Standardized exam grades, as opposed to teacher assessments, are also used for teacher and school performance management and form the basis of national league tables for schools (Department for Education School league tables: https://www.compare-school-performance.service.gov.uk). About 10% of students go to selective schools (grammar schools or private schools), where entry is determined by entrance exams and prior academic achievement. However, since most secondary schools (both state and private schools) can select students at age 11 and again at age 16, these league tables are to some extent a self-fulfilling prophecy whereby schools at the top of the table select the students who perform best on exams (Smith-Woolley et al., 2018). Seletion to state secondary schools at aget 11 is less common, the majority accept students based on the ‘catchment area’, which is determined by the home address. There is no selection prior age 11 in state secondary schools, admissions are solely based on the ‘catchment area’.

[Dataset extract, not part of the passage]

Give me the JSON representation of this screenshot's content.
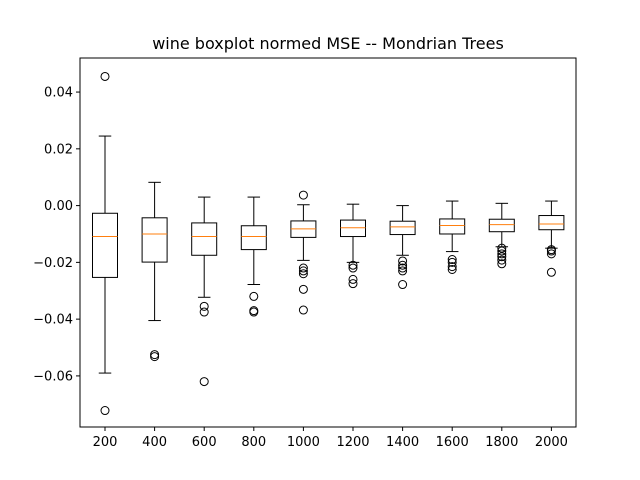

Not all countries make extensive or exclusive use of high-stakes examinations to determine entry to the next stages of education. For example, the High School Certificate in New South Wales and other parts of Australia includes a substantial element of school-based assessment (http://educationstandards.nsw.edu.au/wps/portal/nesa/11–12/hsc/about-HSC/school-assessment). Teacher grades of student achievement are based on assessments of students throughout their classes. This more continuous form of assessment means that each piece of student work is relatively low stakes. In the USA, there is a mix of cumulative assessment via course grades given by teachers using their own metrics and end-of-year standardized testing. The end-of-year standardized testing was introduced by the No Child Left Behind (NCLB) act to make sure that children in grades 3 through 8 (approximately 8 to 13 years old), and at least once in high school, reach adequate levels of reading, arithmetic, and science (https://www2.ed.gov/nclb/overview/intro/execsumm.html). The amount of end-of-year standardized testing done outside of the NCLB requirements, potential use of other standardized testing for progress monitoring, and the stakes of the standardized testing, vary widely across different states of the USA (https://www.ed.gov/news/press-releases/fact-sheet-testing-action-plan).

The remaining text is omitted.